MQ

MQ

Join this online group to communicate across IBM product users and experts by sharing advice and best practices with peers and staying up to date regarding product enhancements.

 View Only
Expand all | Collapse all

Queue Monitoring: How are your tools doing?

  • 1.  Queue Monitoring: How are your tools doing?

    Posted Sat May 05, 2018 11:22 AM

    What are you monitoring for on your queues?  Twenty five years ago, we had far fewer options that we do today.  Here are some of the things that can be monitored:

    • Queue depth
    • Open Input Handles
    • Open Output Handles
    • Date & Time of last Get (only if Queue monitoring enabled)
    • Date & Time of last Put (only if Queue monitoring enabled)
    • Message Age (only if Queue monitoring enabled)
    • Queue Time (only if Queue monitoring enabled)

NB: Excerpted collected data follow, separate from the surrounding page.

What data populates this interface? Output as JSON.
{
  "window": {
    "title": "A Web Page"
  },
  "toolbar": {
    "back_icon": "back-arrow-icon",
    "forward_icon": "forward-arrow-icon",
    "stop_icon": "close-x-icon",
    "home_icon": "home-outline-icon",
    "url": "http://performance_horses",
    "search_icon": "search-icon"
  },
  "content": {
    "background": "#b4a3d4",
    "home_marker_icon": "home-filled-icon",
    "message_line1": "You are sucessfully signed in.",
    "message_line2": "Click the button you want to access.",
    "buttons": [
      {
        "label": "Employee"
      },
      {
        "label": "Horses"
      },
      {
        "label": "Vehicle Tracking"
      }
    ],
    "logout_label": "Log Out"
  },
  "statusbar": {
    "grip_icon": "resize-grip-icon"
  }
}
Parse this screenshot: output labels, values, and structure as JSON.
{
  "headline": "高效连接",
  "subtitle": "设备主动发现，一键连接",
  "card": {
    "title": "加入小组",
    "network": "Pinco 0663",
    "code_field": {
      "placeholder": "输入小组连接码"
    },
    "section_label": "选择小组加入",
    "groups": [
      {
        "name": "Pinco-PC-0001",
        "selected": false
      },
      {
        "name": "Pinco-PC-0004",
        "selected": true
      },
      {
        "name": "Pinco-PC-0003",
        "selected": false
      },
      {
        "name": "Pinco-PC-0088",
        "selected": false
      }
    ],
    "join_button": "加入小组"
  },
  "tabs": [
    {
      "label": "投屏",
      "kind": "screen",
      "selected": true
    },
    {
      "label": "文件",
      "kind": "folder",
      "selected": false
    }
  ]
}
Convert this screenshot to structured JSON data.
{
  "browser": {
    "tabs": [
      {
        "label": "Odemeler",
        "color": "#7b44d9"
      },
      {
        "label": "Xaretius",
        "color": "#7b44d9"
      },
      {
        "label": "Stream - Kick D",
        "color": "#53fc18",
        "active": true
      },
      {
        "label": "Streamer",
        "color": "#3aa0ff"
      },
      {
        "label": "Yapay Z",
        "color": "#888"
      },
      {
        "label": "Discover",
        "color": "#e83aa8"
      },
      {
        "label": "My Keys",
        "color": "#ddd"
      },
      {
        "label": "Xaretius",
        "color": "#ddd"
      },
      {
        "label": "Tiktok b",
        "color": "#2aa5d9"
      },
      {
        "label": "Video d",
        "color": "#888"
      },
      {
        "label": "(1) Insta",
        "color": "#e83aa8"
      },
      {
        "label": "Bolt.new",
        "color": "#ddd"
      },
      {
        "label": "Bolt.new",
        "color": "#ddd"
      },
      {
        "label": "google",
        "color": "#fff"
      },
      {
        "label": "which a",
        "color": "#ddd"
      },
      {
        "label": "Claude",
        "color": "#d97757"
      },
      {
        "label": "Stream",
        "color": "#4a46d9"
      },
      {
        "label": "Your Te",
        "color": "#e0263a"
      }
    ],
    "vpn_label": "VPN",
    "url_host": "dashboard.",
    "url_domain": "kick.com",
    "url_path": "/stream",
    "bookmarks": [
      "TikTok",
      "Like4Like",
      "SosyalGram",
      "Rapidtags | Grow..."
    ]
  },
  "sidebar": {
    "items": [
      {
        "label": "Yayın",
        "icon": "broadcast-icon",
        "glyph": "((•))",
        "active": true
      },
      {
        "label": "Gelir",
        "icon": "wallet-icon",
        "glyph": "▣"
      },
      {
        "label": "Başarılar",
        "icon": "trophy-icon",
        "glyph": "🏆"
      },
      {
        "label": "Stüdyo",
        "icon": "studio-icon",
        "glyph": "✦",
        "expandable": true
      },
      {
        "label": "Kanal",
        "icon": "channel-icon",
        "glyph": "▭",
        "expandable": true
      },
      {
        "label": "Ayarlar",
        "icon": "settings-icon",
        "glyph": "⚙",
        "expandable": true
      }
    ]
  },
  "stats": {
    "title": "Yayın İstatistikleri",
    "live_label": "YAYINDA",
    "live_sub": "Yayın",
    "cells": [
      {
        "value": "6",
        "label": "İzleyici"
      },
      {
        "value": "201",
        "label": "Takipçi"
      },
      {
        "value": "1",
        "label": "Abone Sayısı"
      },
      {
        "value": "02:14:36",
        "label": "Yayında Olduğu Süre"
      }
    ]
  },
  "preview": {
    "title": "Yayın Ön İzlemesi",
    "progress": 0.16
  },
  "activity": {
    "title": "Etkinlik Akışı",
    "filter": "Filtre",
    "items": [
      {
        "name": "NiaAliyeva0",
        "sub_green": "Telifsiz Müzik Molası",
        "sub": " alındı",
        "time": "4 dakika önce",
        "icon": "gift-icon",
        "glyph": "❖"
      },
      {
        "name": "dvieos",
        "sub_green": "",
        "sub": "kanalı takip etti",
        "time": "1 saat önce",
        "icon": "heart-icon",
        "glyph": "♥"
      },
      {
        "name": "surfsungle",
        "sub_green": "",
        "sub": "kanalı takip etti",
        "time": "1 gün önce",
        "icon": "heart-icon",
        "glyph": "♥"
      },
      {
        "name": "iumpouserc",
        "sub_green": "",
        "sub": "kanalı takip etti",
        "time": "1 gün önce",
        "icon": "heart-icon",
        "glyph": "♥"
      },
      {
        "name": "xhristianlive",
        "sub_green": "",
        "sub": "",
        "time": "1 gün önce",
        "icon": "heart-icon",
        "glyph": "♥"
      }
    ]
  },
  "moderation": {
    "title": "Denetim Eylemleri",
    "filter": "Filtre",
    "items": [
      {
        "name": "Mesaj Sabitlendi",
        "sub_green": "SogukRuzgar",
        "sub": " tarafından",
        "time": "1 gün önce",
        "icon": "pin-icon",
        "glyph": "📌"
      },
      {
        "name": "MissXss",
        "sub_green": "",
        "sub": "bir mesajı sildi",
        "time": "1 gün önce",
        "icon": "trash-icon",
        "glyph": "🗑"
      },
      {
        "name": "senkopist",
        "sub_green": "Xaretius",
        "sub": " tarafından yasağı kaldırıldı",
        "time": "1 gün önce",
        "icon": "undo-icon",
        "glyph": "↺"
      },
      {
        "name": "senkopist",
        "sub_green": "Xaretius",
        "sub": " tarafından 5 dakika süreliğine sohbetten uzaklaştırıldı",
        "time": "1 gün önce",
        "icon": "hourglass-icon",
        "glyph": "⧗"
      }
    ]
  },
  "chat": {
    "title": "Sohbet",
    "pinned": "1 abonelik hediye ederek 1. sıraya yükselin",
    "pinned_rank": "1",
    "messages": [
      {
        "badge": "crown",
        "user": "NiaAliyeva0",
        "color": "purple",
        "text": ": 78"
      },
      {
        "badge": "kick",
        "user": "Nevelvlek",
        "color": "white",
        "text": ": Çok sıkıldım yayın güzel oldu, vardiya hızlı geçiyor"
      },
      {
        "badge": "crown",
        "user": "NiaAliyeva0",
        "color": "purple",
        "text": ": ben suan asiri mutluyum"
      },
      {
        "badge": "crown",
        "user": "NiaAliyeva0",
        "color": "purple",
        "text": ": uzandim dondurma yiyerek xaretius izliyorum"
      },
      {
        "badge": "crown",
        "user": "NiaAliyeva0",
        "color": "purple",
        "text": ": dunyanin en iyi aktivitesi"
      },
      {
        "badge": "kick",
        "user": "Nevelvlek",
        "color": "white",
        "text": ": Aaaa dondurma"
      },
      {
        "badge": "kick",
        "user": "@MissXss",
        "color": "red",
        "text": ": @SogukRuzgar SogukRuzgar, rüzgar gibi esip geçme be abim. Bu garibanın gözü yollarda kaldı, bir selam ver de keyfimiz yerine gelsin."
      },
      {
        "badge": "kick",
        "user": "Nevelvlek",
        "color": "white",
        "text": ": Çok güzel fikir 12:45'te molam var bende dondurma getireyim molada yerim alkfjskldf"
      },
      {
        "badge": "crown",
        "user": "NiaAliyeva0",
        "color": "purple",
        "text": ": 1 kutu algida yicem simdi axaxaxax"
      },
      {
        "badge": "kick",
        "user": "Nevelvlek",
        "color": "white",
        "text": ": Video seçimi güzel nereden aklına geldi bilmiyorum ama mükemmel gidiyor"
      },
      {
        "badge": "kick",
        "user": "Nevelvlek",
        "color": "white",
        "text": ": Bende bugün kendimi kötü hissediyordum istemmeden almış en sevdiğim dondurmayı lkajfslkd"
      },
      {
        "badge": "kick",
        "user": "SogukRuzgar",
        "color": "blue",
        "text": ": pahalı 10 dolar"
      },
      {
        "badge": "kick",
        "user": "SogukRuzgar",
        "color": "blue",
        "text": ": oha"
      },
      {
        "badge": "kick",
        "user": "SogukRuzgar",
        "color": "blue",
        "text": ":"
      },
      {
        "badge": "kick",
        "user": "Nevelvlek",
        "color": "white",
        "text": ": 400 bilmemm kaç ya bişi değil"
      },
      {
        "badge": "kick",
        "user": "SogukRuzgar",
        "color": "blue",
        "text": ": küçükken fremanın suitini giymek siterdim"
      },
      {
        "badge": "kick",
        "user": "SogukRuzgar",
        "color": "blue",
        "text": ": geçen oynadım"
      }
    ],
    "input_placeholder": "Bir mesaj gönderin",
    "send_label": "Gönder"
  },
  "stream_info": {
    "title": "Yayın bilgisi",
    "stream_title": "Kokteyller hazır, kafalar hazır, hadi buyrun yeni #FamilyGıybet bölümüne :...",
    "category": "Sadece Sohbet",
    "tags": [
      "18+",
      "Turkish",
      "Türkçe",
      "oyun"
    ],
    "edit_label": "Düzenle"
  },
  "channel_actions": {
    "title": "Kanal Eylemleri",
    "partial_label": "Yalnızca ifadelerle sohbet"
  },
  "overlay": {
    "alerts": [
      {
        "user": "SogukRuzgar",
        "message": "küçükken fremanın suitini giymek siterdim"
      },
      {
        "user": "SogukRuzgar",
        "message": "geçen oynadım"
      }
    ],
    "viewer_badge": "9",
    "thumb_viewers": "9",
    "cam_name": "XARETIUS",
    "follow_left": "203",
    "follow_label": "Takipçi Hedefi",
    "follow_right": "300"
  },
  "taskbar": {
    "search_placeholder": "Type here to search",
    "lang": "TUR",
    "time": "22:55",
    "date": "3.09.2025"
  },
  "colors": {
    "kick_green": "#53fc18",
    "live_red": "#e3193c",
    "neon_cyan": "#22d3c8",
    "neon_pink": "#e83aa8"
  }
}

    If you aren't familiar with these, or if you don't have real-time Queue monitoring enabled, you should definitely check out the MONQ and MONCHL parameters on the Queue Manager, Queue, and Channel objects!   

     

    Regards,

    Glen Brumbaugh



  • 2.  RE: Queue Monitoring: How are your tools doing?

    Posted Sun May 06, 2018 04:31 PM

    And you can monitor them in different ways too. Take queue depth for example.

    You can do a quick check any time on queue depth to get the live value right now.

    DISPLAY QLOCAL(queue-name) CURDEPTH

    Or you can set up events to push a notification to your MQ monitoring tool when the depth of the queue approaches a value where you would be interested.

    Look into Queue Depth Events for more on that.

    For a historical look at the way your queue was used, you also have Accounting and Statistics (written to SMF on z/OS and as PCF messages to SYSTEM queues on Distributed) where you can find high and low watermarks for the depths of your queues over the time period covered by the data.

    Cheers,
    Morag



  • 3.  RE: Queue Monitoring: How are your tools doing?

    Posted Mon May 07, 2018 09:57 AM
    Good points by both Morag and Glen and it raises an issue with which most customers are familiar - namely how do they spot if there is a real problem (as opposed to a system design feature) and having spotted one, how much Problem Determination do they do themselves ?
    Queue Depth is a great example to use.
    Suppose a peek display (or possibly a performance event) reveals that an  application queue has a depth - of say - 50 msgs.
    Is this good/bad/ok ?
    Only Application/System knowledge can answer this.
    It may be that this is a trigger queue and someone has set a depth trigger of  50 - i.e. MQ will start a process to (hopefully) drain the queue when the depth reaches 50.
    Or perhaps this is a really active queue in a busy system that has "burst" activity and what we are seeing is not a static depth of 50 msgs but an average depth with all the messages coming and going. As Glen has said, MSGAGE and QTIME will give an idea as to whether we have a healthy dynamic queue or not and if this is a target queue (i.e. someone should be getting from it) then IPPROCS is always worth checking.

    If this is a remote queue, then perhaps there is a problem with the channel and as Morag knows better than me, there is rich information to be found in CHSTATUS especially XQMSGA and XQTIME.
    And as an aside, what would Glen and Morag advise re.monitoring of SYSTEM.CLUSTER.TRANSMIT.QUEUE ?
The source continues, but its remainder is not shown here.